日本大百科全書(ニッポニカ) 「ディロフォサウルス」の意味・わかりやすい解説
ディロフォサウルス
でぃろふぉさうるす
dilophosaur
[学] Dilophosaurus wetherilli
竜盤目獣脚類(亜目)ケラトサウルス類(下目)コエロフィシス上科Coelophysoideaに属する恐竜。北アメリカのジュラ紀前期、約1億9960万年~1億8960万年前の地層から産出した。全長約6メートル、推定体重約300~400キログラムとされる二肢歩行の肉食恐竜。「ディ」は二つの、「ロフォス」はとさかや隆起という意味であるが、これは頭の上に1対の板状のとさかをもっているからである。保存状態のよい頭骨と骨格を、長頸(ちょうけい)類の専門家として知られるサミュエル・ウェルズSamuel Welles(1909―1997)が研究した。口先から眼窩(がんか)の前まで走る1対の隆起が発達してとさか状になっているが、この骨はきゃしゃなので、おもにディスプレー用であったのではないかと推測されている。とさかのない個体もあるので、性差を表すものかもしれない。この恐竜の体はかなり大きいが、細身で頸(くび)が長く、体の特徴は小形のコエロフィシスCoelophysisと共通する点が多く、近縁であったと思われる。一般に獣脚類の恥骨(ちこつ)の先端にあるはずの大きな膨らみ(ブーツ)がなく、その点ケラトサウルスCeratosaurusやコエロフィシスと似る。
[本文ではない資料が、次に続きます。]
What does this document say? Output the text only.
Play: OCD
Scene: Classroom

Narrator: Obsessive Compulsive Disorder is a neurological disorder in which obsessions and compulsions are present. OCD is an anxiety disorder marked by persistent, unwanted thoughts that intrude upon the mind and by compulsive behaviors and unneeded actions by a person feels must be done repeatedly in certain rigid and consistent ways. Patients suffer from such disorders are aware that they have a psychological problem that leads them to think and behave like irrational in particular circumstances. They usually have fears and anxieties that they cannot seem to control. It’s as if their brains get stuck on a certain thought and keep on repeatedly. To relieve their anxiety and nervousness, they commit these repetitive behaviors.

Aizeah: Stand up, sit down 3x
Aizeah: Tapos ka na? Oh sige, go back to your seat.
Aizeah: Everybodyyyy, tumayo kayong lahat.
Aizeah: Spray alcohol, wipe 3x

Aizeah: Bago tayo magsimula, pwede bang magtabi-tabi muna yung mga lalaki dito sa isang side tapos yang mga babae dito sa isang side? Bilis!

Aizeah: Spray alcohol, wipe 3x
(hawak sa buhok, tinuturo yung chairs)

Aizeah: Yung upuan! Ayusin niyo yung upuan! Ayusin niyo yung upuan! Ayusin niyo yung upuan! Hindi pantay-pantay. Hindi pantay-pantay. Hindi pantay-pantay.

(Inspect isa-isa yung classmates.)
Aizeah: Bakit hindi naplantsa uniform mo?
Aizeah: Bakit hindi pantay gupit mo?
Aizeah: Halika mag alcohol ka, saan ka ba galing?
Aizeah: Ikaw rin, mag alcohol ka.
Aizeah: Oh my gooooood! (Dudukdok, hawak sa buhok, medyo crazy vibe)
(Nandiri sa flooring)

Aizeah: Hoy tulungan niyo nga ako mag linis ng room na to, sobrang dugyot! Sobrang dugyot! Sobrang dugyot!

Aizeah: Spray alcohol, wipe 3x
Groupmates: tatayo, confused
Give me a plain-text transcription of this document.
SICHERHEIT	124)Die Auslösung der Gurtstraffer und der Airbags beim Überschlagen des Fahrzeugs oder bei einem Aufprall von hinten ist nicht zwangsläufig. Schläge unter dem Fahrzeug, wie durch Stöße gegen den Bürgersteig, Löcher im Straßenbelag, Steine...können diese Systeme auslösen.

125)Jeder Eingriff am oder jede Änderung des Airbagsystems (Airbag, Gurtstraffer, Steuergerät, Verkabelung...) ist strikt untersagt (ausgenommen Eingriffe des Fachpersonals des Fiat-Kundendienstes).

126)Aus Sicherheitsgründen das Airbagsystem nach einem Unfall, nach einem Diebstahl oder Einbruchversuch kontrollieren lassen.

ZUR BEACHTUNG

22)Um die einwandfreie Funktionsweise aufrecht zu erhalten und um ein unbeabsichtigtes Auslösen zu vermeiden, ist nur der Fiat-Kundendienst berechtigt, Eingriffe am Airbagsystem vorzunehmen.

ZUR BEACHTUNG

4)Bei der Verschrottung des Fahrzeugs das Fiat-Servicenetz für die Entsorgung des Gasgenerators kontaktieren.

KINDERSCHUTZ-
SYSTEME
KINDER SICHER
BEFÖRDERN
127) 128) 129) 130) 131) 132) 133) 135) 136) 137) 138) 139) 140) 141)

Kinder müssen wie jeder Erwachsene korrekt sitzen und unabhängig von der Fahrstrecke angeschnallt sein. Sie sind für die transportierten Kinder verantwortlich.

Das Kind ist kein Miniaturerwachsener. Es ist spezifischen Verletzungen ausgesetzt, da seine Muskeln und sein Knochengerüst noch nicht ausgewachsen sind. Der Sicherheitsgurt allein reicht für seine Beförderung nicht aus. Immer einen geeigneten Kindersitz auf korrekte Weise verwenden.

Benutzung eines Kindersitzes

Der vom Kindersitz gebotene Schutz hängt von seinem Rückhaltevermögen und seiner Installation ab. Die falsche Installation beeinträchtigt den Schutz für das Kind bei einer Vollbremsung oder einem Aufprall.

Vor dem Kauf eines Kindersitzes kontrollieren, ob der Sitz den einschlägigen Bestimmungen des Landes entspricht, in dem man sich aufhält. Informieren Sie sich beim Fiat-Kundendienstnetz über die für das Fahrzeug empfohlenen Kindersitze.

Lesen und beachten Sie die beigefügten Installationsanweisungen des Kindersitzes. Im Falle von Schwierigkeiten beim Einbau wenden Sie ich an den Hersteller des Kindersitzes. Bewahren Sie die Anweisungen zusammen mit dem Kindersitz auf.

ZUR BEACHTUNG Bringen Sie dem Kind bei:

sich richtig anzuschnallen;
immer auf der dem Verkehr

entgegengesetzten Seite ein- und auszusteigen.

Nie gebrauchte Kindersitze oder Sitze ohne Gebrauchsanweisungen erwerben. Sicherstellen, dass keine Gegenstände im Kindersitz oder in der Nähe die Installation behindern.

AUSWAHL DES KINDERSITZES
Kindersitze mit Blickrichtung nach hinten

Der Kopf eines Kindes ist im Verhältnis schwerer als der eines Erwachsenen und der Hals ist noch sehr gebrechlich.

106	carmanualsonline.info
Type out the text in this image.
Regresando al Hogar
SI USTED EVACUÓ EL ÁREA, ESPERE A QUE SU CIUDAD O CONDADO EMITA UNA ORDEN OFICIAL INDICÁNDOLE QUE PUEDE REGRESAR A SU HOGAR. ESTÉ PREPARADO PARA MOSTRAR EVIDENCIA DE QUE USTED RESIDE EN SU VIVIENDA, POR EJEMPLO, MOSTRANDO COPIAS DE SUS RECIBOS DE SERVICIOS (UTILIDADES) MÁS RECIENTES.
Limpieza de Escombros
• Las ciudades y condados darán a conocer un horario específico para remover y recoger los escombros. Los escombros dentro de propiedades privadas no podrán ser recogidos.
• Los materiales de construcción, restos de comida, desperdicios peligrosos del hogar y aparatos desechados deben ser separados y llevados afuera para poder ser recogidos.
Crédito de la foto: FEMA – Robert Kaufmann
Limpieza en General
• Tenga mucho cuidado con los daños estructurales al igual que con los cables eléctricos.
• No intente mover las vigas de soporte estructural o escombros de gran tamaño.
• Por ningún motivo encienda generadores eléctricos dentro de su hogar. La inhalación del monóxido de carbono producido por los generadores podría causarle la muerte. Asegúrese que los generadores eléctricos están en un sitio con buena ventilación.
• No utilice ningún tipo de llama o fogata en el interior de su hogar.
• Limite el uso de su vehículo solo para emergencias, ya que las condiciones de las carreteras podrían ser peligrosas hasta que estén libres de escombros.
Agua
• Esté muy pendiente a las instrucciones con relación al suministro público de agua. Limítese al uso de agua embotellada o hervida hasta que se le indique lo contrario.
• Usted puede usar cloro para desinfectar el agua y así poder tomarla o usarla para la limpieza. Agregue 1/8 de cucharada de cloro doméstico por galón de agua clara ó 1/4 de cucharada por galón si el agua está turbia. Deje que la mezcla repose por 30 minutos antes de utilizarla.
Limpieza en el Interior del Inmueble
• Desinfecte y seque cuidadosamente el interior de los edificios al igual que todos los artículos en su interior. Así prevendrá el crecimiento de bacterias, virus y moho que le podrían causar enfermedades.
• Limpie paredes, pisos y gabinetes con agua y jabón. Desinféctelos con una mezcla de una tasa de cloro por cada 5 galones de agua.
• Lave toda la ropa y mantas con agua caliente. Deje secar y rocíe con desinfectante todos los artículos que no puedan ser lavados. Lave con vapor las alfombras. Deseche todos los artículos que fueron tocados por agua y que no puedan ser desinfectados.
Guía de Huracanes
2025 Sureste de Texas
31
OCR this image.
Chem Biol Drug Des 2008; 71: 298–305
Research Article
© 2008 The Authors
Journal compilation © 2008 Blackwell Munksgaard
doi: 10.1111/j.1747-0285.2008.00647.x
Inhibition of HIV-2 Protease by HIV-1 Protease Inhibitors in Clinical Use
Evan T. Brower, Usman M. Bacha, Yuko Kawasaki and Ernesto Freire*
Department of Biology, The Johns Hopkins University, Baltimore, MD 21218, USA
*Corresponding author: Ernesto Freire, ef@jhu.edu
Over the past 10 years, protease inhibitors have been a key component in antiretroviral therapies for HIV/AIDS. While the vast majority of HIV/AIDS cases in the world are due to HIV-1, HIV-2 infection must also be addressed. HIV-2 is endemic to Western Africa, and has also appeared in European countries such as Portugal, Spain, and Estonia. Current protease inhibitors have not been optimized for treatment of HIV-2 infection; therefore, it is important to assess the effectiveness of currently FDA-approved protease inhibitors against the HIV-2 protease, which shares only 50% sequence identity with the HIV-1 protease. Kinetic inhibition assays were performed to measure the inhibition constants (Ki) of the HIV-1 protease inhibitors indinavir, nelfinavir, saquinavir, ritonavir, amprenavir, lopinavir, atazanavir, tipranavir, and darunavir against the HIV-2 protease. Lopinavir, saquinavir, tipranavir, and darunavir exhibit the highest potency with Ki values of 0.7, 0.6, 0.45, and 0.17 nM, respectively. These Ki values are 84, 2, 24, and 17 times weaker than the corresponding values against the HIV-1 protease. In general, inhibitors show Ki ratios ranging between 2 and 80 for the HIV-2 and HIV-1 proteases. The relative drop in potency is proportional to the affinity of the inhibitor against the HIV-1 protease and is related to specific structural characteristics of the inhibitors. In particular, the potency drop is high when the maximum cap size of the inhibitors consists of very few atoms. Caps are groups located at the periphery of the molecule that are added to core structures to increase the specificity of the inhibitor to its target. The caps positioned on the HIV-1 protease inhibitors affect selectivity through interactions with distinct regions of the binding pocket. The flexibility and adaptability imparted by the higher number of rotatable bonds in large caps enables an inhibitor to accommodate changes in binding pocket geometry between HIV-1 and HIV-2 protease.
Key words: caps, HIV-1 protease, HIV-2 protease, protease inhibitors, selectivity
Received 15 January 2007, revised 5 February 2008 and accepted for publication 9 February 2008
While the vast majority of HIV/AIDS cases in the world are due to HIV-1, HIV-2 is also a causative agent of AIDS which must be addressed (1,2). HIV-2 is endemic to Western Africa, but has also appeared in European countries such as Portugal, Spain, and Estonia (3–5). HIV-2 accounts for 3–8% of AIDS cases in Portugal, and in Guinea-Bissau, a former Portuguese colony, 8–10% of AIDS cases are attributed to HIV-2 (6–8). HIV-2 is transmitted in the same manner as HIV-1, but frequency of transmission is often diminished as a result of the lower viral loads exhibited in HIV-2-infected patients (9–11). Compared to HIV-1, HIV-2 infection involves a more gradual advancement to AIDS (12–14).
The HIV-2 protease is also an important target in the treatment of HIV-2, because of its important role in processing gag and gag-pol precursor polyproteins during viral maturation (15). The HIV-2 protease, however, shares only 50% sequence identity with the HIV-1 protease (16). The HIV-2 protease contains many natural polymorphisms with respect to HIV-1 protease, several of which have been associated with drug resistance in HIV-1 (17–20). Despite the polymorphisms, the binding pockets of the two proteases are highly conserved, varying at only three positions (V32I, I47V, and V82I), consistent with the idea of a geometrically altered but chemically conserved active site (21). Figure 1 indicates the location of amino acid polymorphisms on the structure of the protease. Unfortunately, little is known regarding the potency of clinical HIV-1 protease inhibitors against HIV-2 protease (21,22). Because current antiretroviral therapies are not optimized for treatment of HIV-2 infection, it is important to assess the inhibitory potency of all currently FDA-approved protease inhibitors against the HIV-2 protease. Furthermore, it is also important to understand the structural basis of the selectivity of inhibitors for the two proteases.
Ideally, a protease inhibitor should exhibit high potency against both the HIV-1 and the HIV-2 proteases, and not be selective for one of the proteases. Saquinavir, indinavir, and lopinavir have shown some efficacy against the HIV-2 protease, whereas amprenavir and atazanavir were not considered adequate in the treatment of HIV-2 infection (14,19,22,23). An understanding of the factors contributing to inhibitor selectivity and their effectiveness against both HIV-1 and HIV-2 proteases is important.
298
上顎(じょうがく)が鼻孔の下で大きくくびれており、動かせたらしい。頭骨も下顎も骨のつくりがきゃしゃで、歯はやや湾曲した円錐(えんすい)状で普通の獣脚類の歯とはかなり異なる。体のつくりも頑丈ではなく、腐肉食ではないかといわれる。一方、あごや歯の特徴は魚をしっかりつかむのには向いているので魚食性であったという説も出ているが、実際に食べられた獲物を腹中にもった化石は発見されていない。鼻孔の位置は、ほかの獣脚類よりもずっと後退している。上顎の歯は細く鋭くきわめて大きいので、鉤(かぎ)づめより破壊力があり、大きな動物、たとえば大きな古竜脚類を餌(えさ)にしたともいわれる。鼻先の動きが自由自在であったから、器用に小さな獲物をくわえることができたであろう。マイケル・クライトンMichael Crichton(1942―2008)の小説や映画『ジュラシック・パーク』(1993)では、実際よりずっと小さい姿に描かれ、口から毒を飛ばす恐竜とみなされた。